Due to the rise in mortgage rates, for many, it’s now cheaper to rent a London home than it is to buy one. London and the southeast remain the areas suffering most from higher mortgage rates, but it still costs less to buy in the north of England and Scotland. Richard Donell, head of insights at Zoopla, told the BBC, ‘Around the country, the picture varies, as in areas with lower house prices buying is still cheaper than renting. In southern England where prices are higher, homeownership is most out of reach and rents are high as well.’
HomeLet CEO Andy Halstead said it was still too early to ascertain whether the relative rent stability we’re currently seeing would continue into next year, or will instead be a temporary winter dip.

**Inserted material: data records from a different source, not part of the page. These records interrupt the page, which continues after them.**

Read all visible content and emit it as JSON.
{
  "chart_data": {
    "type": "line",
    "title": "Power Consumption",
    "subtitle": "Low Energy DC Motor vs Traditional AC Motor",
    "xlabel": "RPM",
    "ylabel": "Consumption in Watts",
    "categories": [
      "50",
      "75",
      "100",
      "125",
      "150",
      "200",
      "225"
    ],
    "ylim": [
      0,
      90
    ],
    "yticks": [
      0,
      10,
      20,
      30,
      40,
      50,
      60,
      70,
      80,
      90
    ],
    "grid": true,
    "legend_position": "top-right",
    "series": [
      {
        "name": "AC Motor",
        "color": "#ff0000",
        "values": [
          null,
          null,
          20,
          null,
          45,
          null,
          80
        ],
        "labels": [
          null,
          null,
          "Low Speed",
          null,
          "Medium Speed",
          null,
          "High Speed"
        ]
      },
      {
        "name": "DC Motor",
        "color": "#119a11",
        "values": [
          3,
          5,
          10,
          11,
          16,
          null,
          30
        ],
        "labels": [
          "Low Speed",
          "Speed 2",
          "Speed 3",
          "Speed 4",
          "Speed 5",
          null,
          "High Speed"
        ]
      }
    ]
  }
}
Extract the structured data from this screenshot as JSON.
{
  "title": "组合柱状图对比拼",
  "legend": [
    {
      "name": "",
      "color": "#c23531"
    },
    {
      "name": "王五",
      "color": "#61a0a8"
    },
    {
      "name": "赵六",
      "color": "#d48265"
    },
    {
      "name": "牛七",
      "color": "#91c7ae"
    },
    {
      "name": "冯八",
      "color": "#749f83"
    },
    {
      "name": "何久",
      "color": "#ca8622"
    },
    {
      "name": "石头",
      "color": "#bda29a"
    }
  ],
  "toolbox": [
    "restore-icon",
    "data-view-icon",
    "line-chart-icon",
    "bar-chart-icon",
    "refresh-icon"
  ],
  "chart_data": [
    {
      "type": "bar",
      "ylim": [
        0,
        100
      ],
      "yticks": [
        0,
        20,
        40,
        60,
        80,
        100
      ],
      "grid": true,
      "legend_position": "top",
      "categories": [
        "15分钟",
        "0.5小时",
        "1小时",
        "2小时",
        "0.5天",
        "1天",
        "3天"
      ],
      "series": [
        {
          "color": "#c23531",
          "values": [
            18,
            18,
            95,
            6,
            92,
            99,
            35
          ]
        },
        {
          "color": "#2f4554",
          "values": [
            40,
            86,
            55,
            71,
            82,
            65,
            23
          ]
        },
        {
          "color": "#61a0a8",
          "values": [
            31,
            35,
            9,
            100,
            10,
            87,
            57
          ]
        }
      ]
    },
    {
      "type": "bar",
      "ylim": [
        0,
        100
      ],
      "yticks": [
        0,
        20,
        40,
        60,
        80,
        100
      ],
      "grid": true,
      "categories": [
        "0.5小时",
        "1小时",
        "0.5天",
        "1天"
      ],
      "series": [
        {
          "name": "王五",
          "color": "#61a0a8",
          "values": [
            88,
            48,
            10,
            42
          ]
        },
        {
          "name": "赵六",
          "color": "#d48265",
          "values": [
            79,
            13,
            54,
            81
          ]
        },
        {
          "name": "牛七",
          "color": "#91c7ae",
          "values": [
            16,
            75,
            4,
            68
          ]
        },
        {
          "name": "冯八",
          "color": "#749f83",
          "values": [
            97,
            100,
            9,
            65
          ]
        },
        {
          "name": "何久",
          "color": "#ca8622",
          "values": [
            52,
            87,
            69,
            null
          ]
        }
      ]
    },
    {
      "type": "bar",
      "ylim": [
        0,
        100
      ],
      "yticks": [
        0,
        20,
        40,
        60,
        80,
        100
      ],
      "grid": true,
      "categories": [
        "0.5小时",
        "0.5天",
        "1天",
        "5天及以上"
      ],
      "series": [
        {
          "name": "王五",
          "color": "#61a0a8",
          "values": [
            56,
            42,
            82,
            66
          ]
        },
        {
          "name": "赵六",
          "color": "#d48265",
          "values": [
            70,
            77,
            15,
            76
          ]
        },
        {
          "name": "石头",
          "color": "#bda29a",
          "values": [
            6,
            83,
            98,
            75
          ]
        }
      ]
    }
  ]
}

He said, ‘It is a little early to predict whether this will be a sustained pattern or whether London will follow the pattern of the wider country and see prices rise again in the coming months.’ He went on, ‘As a wider point, the rental market continues to suffer from a lack of available properties to meet surging demand, with many landlords choosing to leave the market.’
Meanwhile, Zoopla based its current calculation on the value of the average UK home. This amounts to £263,000 when a first-time buyer has put down a 15% deposit of £39,000. The average rental cost was then compared with the average monthly mortgage payment. This resulted in the biggest difference taking place in London, where the average house price is around £552,000, which results in the average rent coming in at £493 less each month than a mortgage payment.
According to the Resolution Foundation’s annual Living Standards Outlook for 2023, the cost of living crisis is expected to ease in 2024, although it won’t be completely over until wages catch up, something that isn’t expected to happen until 2027. If London rents do rise going into next year, Mayor Sadiq Khan has called for rent controls, as private renters make up nearly a third of everyone living in the capital. Despite rents being cheaper than mortgages, the fact remains that, excluding London, the average monthly rent being asked of new tenants remains at a record high.